Indian-born Hema Puthran has lived the quarter-acre Kiwi dream but chose to downsize for the convenience of an inner-city apartment.
"It's just amazing how little you actually need. Your want is unlimited but you need very little to live a decent life," she said.
The 46-year-old grew up in Mumbai where apartment living was the norm.
After migrating to New Zealand in 2002, she and her husband Santosh, 51, bought a "nice big house" in Kelston. The 180sq m home had two living rooms, separate kitchen and space for up to five vehicles.
"Everyone told me, 'Oh my God - who lives in Kelston? It's full of crime.' But it's all we could afford."
After several years in the suburbs, the couple purchased a central city apartment off the plans in Cook St as an investment property in 2005. It cost them $265,000 and they pay $4337.74 a year in body corp fees.
They rented it out for about a year, but after Mr Puthran injured his back, the couple and their teenage son moved into the two-bedroom inner-city pad in 2008 to cut their commute.
They liked it so much they chose to stay, selling their Kelston home and putting most of their things in storage.
Ms Puthran said the family had learned to be "minimalist" and creative in their use of space.
"We buy what we need. I haven't done inorganic [waste] collection in the last eight years. I have no junk."
They have since purchased a section in New Windsor and built a five-bedroom, two-storey home but plan to rent it out. Ms Puthran describes it as her "bach" which she says is a great place to entertain - one thing they find difficult in their 54sq m apartment.
Ms Puthran is a health and safety adviser in the public sector. Though she owns a car, she loves being within walking distance of her workplace and many restaurants.
"It's actually very liberating. You're not stuck and not at the mercy of traffic to get anywhere."
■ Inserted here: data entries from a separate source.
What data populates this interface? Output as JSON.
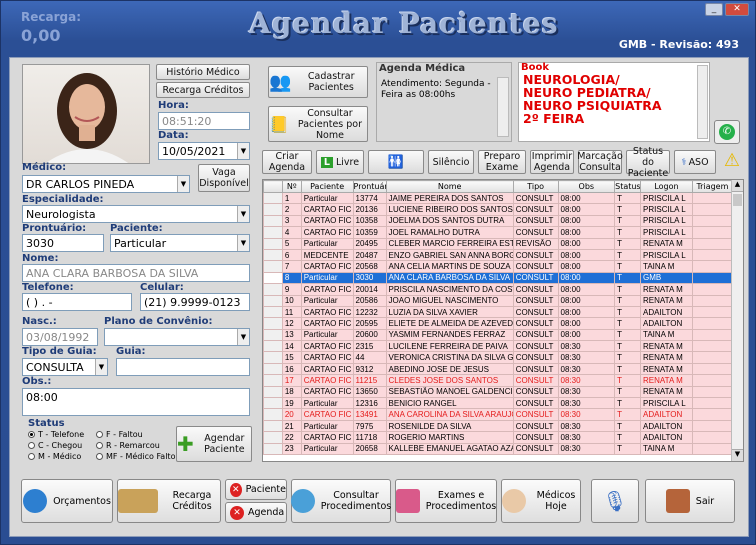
{
  "header": {
    "recarga_label": "Recarga:",
    "recarga_value": "0,00",
    "title": "Agendar Pacientes",
    "revision": "GMB - Revisão: 493"
  },
  "left": {
    "btn_historico": "Histório Médico",
    "btn_recarga": "Recarga Créditos",
    "hora_label": "Hora:",
    "hora_value": "08:51:20",
    "data_label": "Data:",
    "data_value": "10/05/2021",
    "medico_label": "Médico:",
    "medico_value": "DR CARLOS PINEDA",
    "vaga_btn": "Vaga Disponível",
    "especialidade_label": "Especialidade:",
    "especialidade_value": "Neurologista",
    "prontuario_label": "Prontuário:",
    "prontuario_value": "3030",
    "paciente_label": "Paciente:",
    "paciente_value": "Particular",
    "nome_label": "Nome:",
    "nome_value": "ANA CLARA BARBOSA DA SILVA",
    "telefone_label": "Telefone:",
    "telefone_value": "( )  .  -",
    "celular_label": "Celular:",
    "celular_value": "(21) 9.9999-0123",
    "nasc_label": "Nasc.:",
    "nasc_value": "03/08/1992",
    "plano_label": "Plano de Convênio:",
    "tipo_guia_label": "Tipo de Guia:",
    "tipo_guia_value": "CONSULTA",
    "guia_label": "Guia:",
    "obs_label": "Obs.:",
    "obs_value": "08:00",
    "status_title": "Status",
    "status_options": [
      "T - Telefone",
      "F - Faltou",
      "C - Chegou",
      "R - Remarcou",
      "M - Médico",
      "MF - Médico Faltou"
    ],
    "agendar_btn": "Agendar Paciente"
  },
  "top": {
    "cadastrar_btn": "Cadastrar Pacientes",
    "consultar_btn": "Consultar Pacientes por Nome",
    "agenda_title": "Agenda Médica",
    "agenda_text": "Atendimento: Segunda - Feira as 08:00hs",
    "book_title": "Book",
    "book_lines": [
      "NEUROLOGIA/",
      "NEURO PEDIATRA/",
      "NEURO PSIQUIATRA",
      "2º FEIRA"
    ]
  },
  "toolbar": {
    "criar": "Criar Agenda",
    "livre": "Livre",
    "silencio": "Silêncio",
    "preparo": "Preparo Exame",
    "imprimir": "Imprimir Agenda",
    "marcacao": "Marcação Consulta",
    "status": "Status do Paciente",
    "aso": "ASO"
  },
  "grid": {
    "columns": [
      "Nº",
      "Paciente",
      "Prontuário",
      "Nome",
      "Tipo",
      "Obs",
      "Status",
      "Logon",
      "Triagem"
    ],
    "rows": [
      [
        "1",
        "Particular",
        "13774",
        "JAIME PEREIRA DOS SANTOS",
        "CONSULT",
        "08:00",
        "T",
        "PRISCILA L"
      ],
      [
        "2",
        "CARTAO FIC",
        "20136",
        "LUCIENE RIBEIRO DOS SANTOS TEIXEIRA",
        "CONSULT",
        "08:00",
        "T",
        "PRISCILA L"
      ],
      [
        "3",
        "CARTAO FIC",
        "10358",
        "JOELMA DOS SANTOS DUTRA",
        "CONSULT",
        "08:00",
        "T",
        "PRISCILA L"
      ],
      [
        "4",
        "CARTAO FIC",
        "10359",
        "JOEL RAMALHO DUTRA",
        "CONSULT",
        "08:00",
        "T",
        "PRISCILA L"
      ],
      [
        "5",
        "Particular",
        "20495",
        "CLEBER MARCIO FERREIRA ESTRELA",
        "REVISÃO",
        "08:00",
        "T",
        "RENATA M"
      ],
      [
        "6",
        "MEDCENTE",
        "20487",
        "ENZO GABRIEL SAN ANNA BORGES",
        "CONSULT",
        "08:00",
        "T",
        "PRISCILA L"
      ],
      [
        "7",
        "CARTAO FIC",
        "20568",
        "ANA CELIA MARTINS DE SOUZA",
        "CONSULT",
        "08:00",
        "T",
        "TAINA M"
      ],
      [
        "8",
        "Particular",
        "3030",
        "ANA CLARA BARBOSA DA SILVA",
        "CONSULT",
        "08:00",
        "T",
        "GMB"
      ],
      [
        "9",
        "CARTAO FIC",
        "20014",
        "PRISCILA NASCIMENTO DA COSTA",
        "CONSULT",
        "08:00",
        "T",
        "RENATA M"
      ],
      [
        "10",
        "Particular",
        "20586",
        "JOAO MIGUEL NASCIMENTO",
        "CONSULT",
        "08:00",
        "T",
        "RENATA M"
      ],
      [
        "11",
        "CARTAO FIC",
        "12232",
        "LUZIA DA SILVA XAVIER",
        "CONSULT",
        "08:00",
        "T",
        "ADAILTON"
      ],
      [
        "12",
        "CARTAO FIC",
        "20595",
        "ELIETE DE ALMEIDA DE AZEVEDO",
        "CONSULT",
        "08:00",
        "T",
        "ADAILTON"
      ],
      [
        "13",
        "Particular",
        "20600",
        "YASMIM FERNANDES FERRAZ",
        "CONSULT",
        "08:00",
        "T",
        "TAINA M"
      ],
      [
        "14",
        "CARTAO FIC",
        "2315",
        "LUCILENE FERREIRA DE PAIVA",
        "CONSULT",
        "08:30",
        "T",
        "RENATA M"
      ],
      [
        "15",
        "CARTAO FIC",
        "44",
        "VERONICA CRISTINA DA SILVA GOMES",
        "CONSULT",
        "08:30",
        "T",
        "RENATA M"
      ],
      [
        "16",
        "CARTAO FIC",
        "9312",
        "ABEDINO JOSE DE JESUS",
        "CONSULT",
        "08:30",
        "T",
        "RENATA M"
      ],
      [
        "17",
        "CARTAO FIC",
        "11215",
        "CLEDES JOSE DOS SANTOS",
        "CONSULT",
        "08:30",
        "T",
        "RENATA M"
      ],
      [
        "18",
        "CARTAO FIC",
        "13650",
        "SEBASTIÃO MANOEL GALDENCIO",
        "CONSULT",
        "08:30",
        "T",
        "RENATA M"
      ],
      [
        "19",
        "Particular",
        "12316",
        "BENICIO RANGEL",
        "CONSULT",
        "08:30",
        "T",
        "PRISCILA L"
      ],
      [
        "20",
        "CARTAO FIC",
        "13491",
        "ANA CAROLINA DA SILVA ARAUJO",
        "CONSULT",
        "08:30",
        "T",
        "ADAILTON"
      ],
      [
        "21",
        "Particular",
        "7975",
        "ROSENILDE DA SILVA",
        "CONSULT",
        "08:30",
        "T",
        "ADAILTON"
      ],
      [
        "22",
        "CARTAO FIC",
        "11718",
        "ROGERIO MARTINS",
        "CONSULT",
        "08:30",
        "T",
        "ADAILTON"
      ],
      [
        "23",
        "Particular",
        "20658",
        "KALLEBE EMANUEL AGATAO AZANA",
        "CONSULT",
        "08:30",
        "T",
        "TAINA M"
      ]
    ],
    "selected_row": 7,
    "red_rows": [
      16,
      19
    ]
  },
  "bottom": {
    "orcamentos": "Orçamentos",
    "recarga": "Recarga Créditos",
    "paciente": "Paciente",
    "agenda": "Agenda",
    "consultar_proc": "Consultar Procedimentos",
    "exames": "Exames e Procedimentos",
    "medicos": "Médicos Hoje",
    "sair": "Sair"
  },
  "colors": {
    "accent": "#1e6fd6",
    "row": "#fbd9dc",
    "book_red": "#e00000",
    "label_blue": "#1f3c78"
  }
}
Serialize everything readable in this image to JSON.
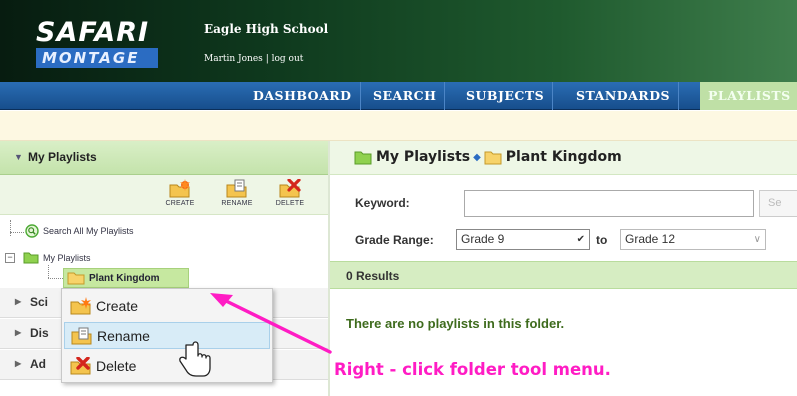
{
  "header": {
    "logo_top": "SAFARI",
    "logo_bottom": "MONTAGE",
    "school_name": "Eagle High School",
    "user_name": "Martin Jones",
    "separator": "|",
    "logout_label": "log out"
  },
  "nav": {
    "tabs": [
      {
        "label": "DASHBOARD",
        "active": false
      },
      {
        "label": "SEARCH",
        "active": false
      },
      {
        "label": "SUBJECTS",
        "active": false
      },
      {
        "label": "STANDARDS",
        "active": false
      },
      {
        "label": "PLAYLISTS",
        "active": true
      }
    ]
  },
  "sidebar": {
    "header_title": "My Playlists",
    "toolbar": {
      "create_label": "CREATE",
      "rename_label": "RENAME",
      "delete_label": "DELETE"
    },
    "tree": {
      "search_all_label": "Search All My Playlists",
      "my_playlists_label": "My Playlists",
      "selected_folder_label": "Plant Kingdom"
    },
    "collapsed_sections": [
      "Sci",
      "Dis",
      "Ad"
    ]
  },
  "context_menu": {
    "items": [
      {
        "label": "Create",
        "icon": "create-folder-icon"
      },
      {
        "label": "Rename",
        "icon": "rename-folder-icon",
        "hovered": true
      },
      {
        "label": "Delete",
        "icon": "delete-folder-icon"
      }
    ]
  },
  "main": {
    "breadcrumb": {
      "root": "My Playlists",
      "current": "Plant Kingdom"
    },
    "keyword_label": "Keyword:",
    "keyword_value": "",
    "search_button_partial": "Se",
    "grade_range_label": "Grade Range:",
    "grade_from": "Grade 9",
    "to_label": "to",
    "grade_to": "Grade 12",
    "results_count_text": "0 Results",
    "empty_message": "There are no playlists in this folder."
  },
  "annotation": {
    "text": "Right - click folder tool menu.",
    "color": "#ff1cc4"
  },
  "colors": {
    "nav_blue": "#1f5fa6",
    "active_tab_green": "#bfe0a6",
    "sidebar_header_green": "#c4e3ab",
    "results_bar_green": "#d6edc2",
    "empty_message_green": "#3e6b1d",
    "selected_folder_green": "#c6e8a0"
  }
}
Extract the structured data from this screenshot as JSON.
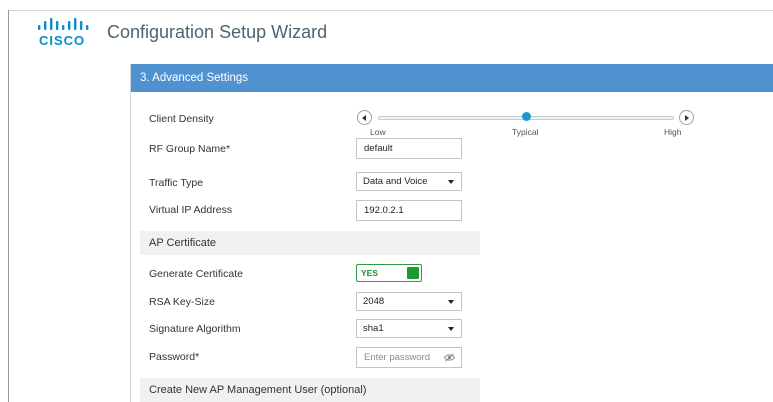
{
  "brand": {
    "logo_text": "CISCO",
    "accent": "#0b8ec6"
  },
  "app": {
    "title": "Configuration Setup Wizard"
  },
  "panel": {
    "header": "3. Advanced Settings",
    "header_color": "#4f92cf"
  },
  "client_density": {
    "label": "Client Density",
    "ticks": [
      "Low",
      "Typical",
      "High"
    ],
    "selected": "Typical",
    "selected_fraction": 0.5
  },
  "rf_group": {
    "label": "RF Group Name*",
    "value": "default"
  },
  "traffic_type": {
    "label": "Traffic Type",
    "value": "Data and Voice"
  },
  "virtual_ip": {
    "label": "Virtual IP Address",
    "value": "192.0.2.1"
  },
  "ap_certificate": {
    "section_title": "AP Certificate",
    "generate": {
      "label": "Generate Certificate",
      "toggle_text": "YES",
      "on": true
    },
    "rsa_key_size": {
      "label": "RSA Key-Size",
      "value": "2048"
    },
    "signature_algorithm": {
      "label": "Signature Algorithm",
      "value": "sha1"
    },
    "password": {
      "label": "Password*",
      "placeholder": "Enter password"
    }
  },
  "ap_user": {
    "section_title": "Create New AP Management User (optional)"
  }
}
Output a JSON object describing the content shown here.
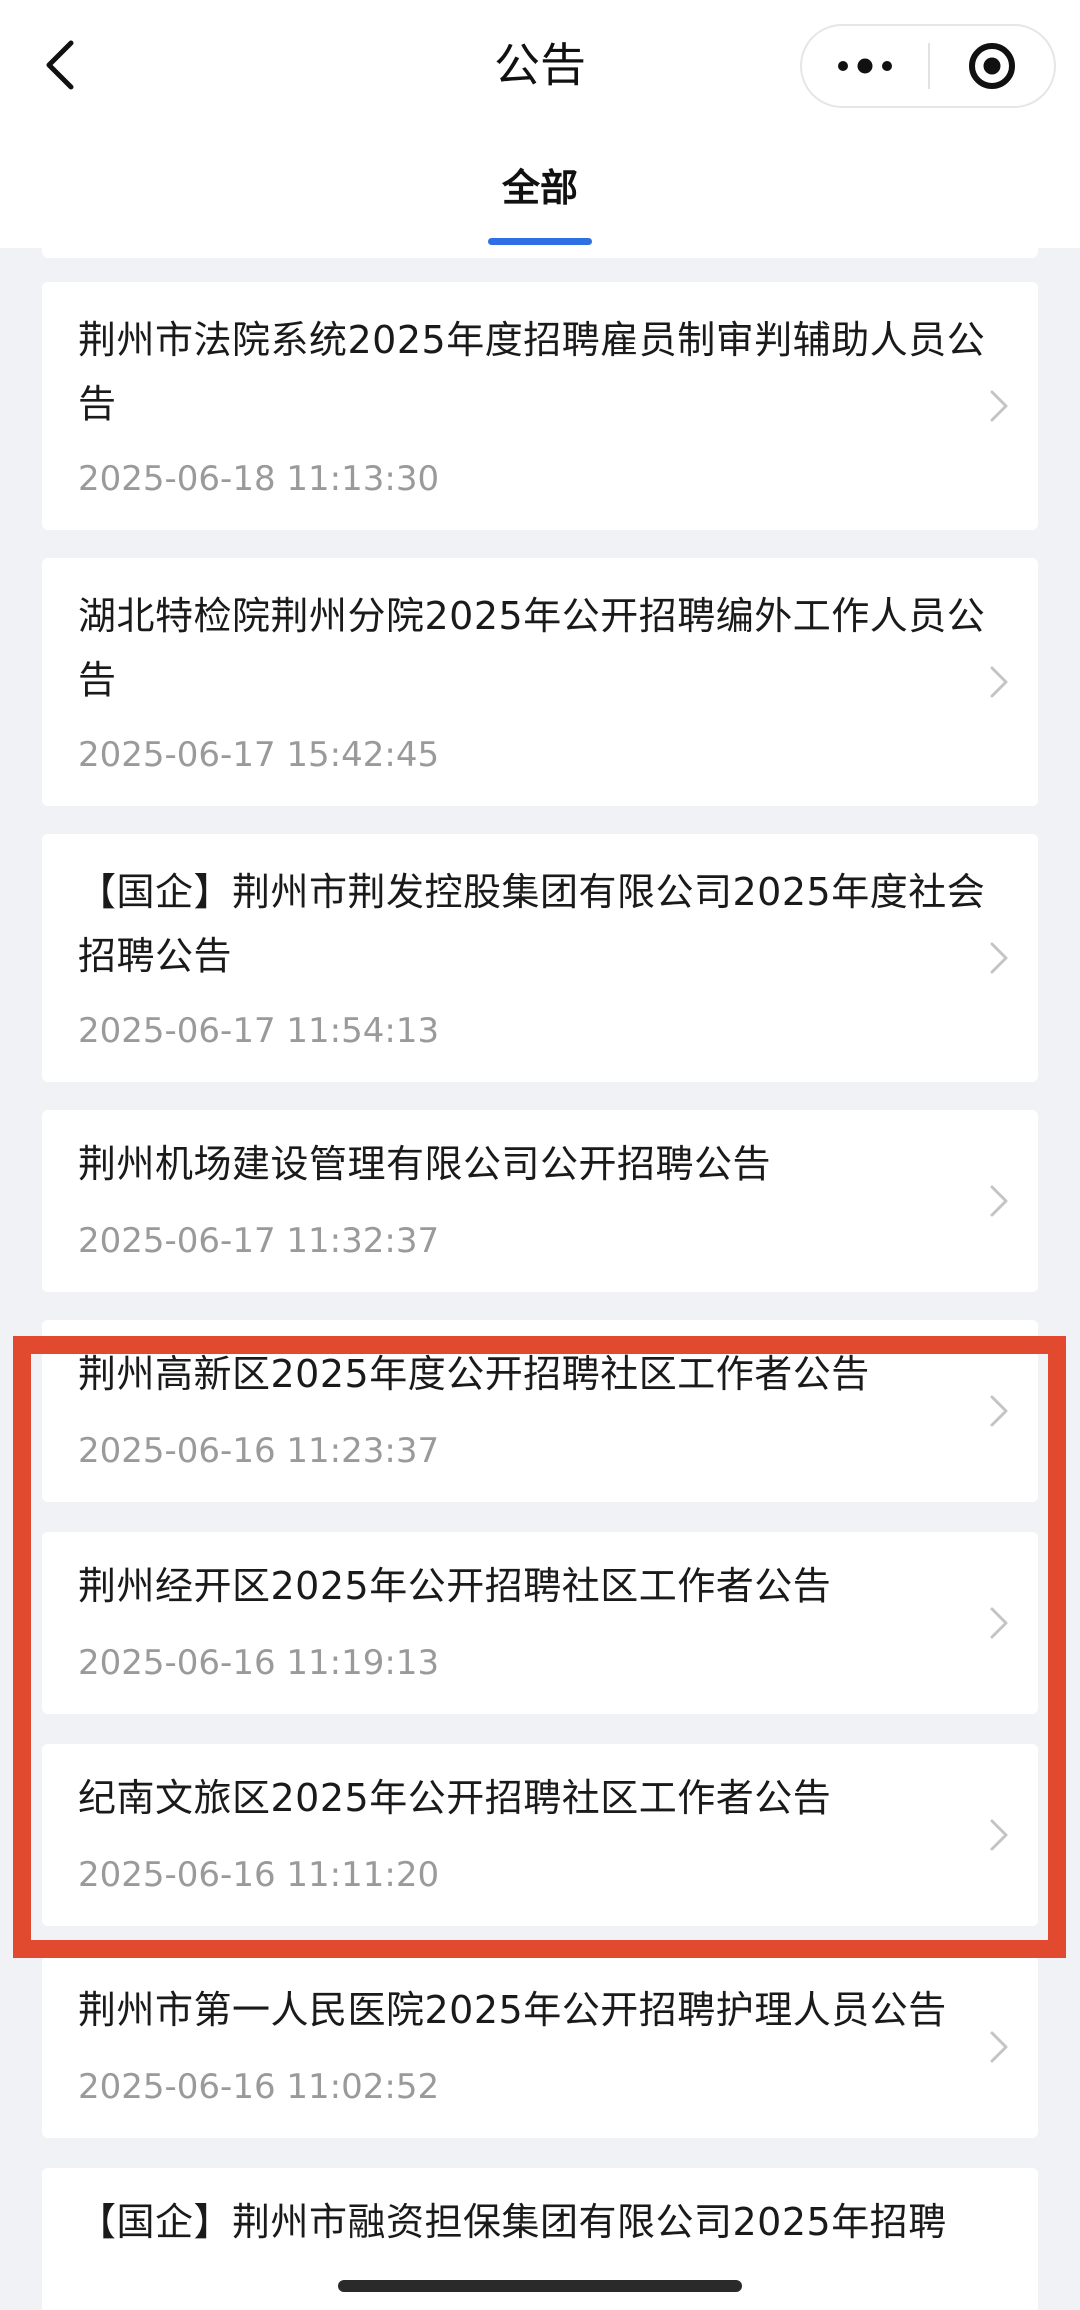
{
  "header": {
    "title": "公告",
    "tab_label": "全部",
    "accent_color": "#2f6fe4",
    "back_icon": "chevron-left-icon",
    "more_icon": "more-dots-icon",
    "close_icon": "target-circle-icon"
  },
  "announcements": [
    {
      "title": "荆州市法院系统2025年度招聘雇员制审判辅助人员公告",
      "date": "2025-06-18 11:13:30"
    },
    {
      "title": "湖北特检院荆州分院2025年公开招聘编外工作人员公告",
      "date": "2025-06-17 15:42:45"
    },
    {
      "title": "【国企】荆州市荆发控股集团有限公司2025年度社会招聘公告",
      "date": "2025-06-17 11:54:13"
    },
    {
      "title": "荆州机场建设管理有限公司公开招聘公告",
      "date": "2025-06-17 11:32:37"
    },
    {
      "title": "荆州高新区2025年度公开招聘社区工作者公告",
      "date": "2025-06-16 11:23:37"
    },
    {
      "title": "荆州经开区2025年公开招聘社区工作者公告",
      "date": "2025-06-16 11:19:13"
    },
    {
      "title": "纪南文旅区2025年公开招聘社区工作者公告",
      "date": "2025-06-16 11:11:20"
    },
    {
      "title": "荆州市第一人民医院2025年公开招聘护理人员公告",
      "date": "2025-06-16 11:02:52"
    },
    {
      "title": "【国企】荆州市融资担保集团有限公司2025年招聘"
    }
  ],
  "highlight_color": "#e24a30"
}
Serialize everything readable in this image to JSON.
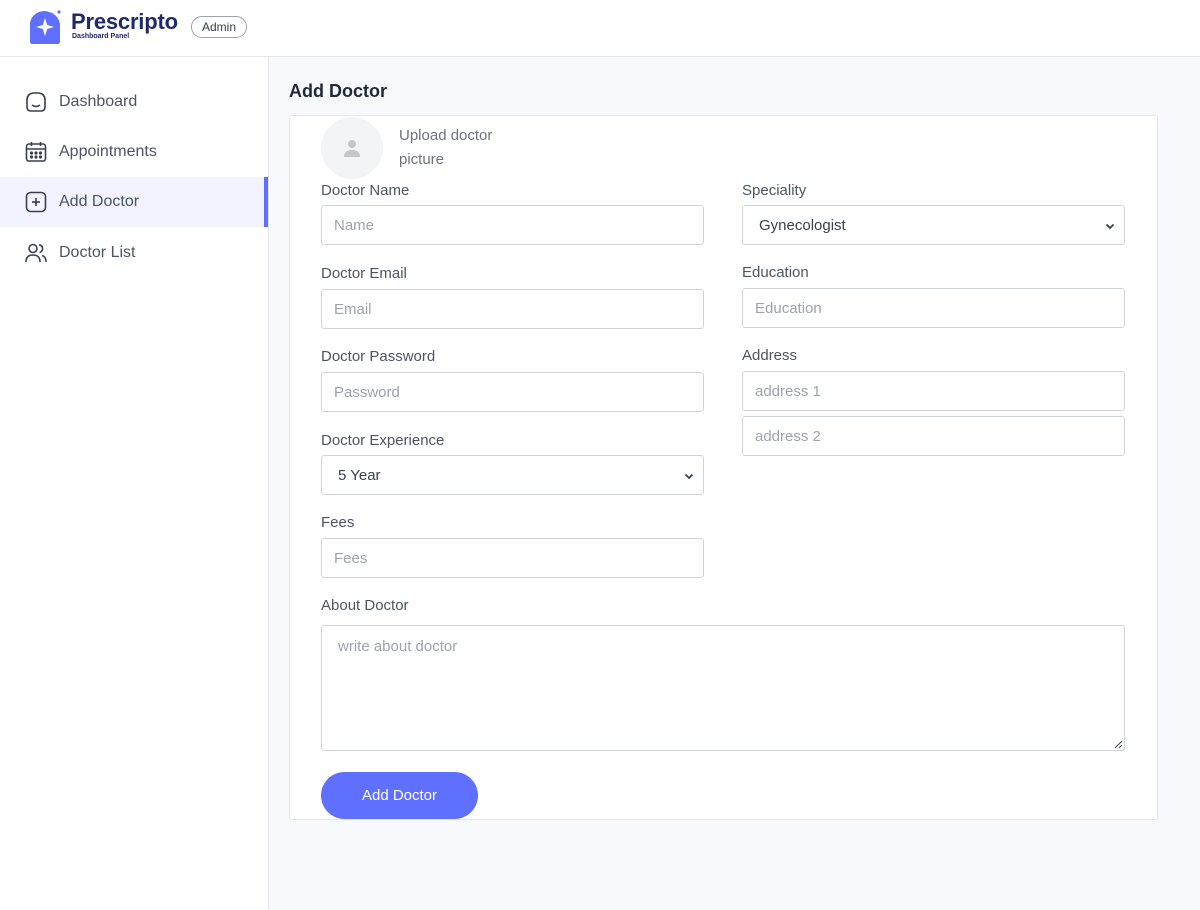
{
  "header": {
    "app_name": "Prescripto",
    "app_subtitle": "Dashboard Panel",
    "role": "Admin",
    "logo_icon": "sparkle-house-icon"
  },
  "sidebar": {
    "items": [
      {
        "label": "Dashboard",
        "icon": "home-icon",
        "active": false
      },
      {
        "label": "Appointments",
        "icon": "calendar-icon",
        "active": false
      },
      {
        "label": "Add Doctor",
        "icon": "add-square-icon",
        "active": true
      },
      {
        "label": "Doctor List",
        "icon": "people-icon",
        "active": false
      }
    ]
  },
  "page": {
    "title": "Add Doctor"
  },
  "form": {
    "upload_label": "Upload doctor picture",
    "name": {
      "label": "Doctor Name",
      "placeholder": "Name",
      "value": ""
    },
    "email": {
      "label": "Doctor Email",
      "placeholder": "Email",
      "value": ""
    },
    "password": {
      "label": "Doctor Password",
      "placeholder": "Password",
      "value": ""
    },
    "experience": {
      "label": "Doctor Experience",
      "selected": "5 Year"
    },
    "fees": {
      "label": "Fees",
      "placeholder": "Fees",
      "value": ""
    },
    "speciality": {
      "label": "Speciality",
      "selected": "Gynecologist"
    },
    "education": {
      "label": "Education",
      "placeholder": "Education",
      "value": ""
    },
    "address": {
      "label": "Address",
      "line1_placeholder": "address 1",
      "line2_placeholder": "address 2"
    },
    "about": {
      "label": "About Doctor",
      "placeholder": "write about doctor"
    },
    "submit_label": "Add Doctor"
  },
  "colors": {
    "accent": "#5f6fff",
    "active_bg": "#f2f3ff",
    "brand_text": "#1f2a6b"
  }
}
She is conscious that many Kiwis would consider apartment living the poor cousin to owning a house and plot of land. Better quality apartments or terraced houses would make the transition more appealing, she said. "Most Kiwis who grew up with the quarter acre would find it a tremendous shift. They will always think of themselves as a failed house owner who is now living in an apartment."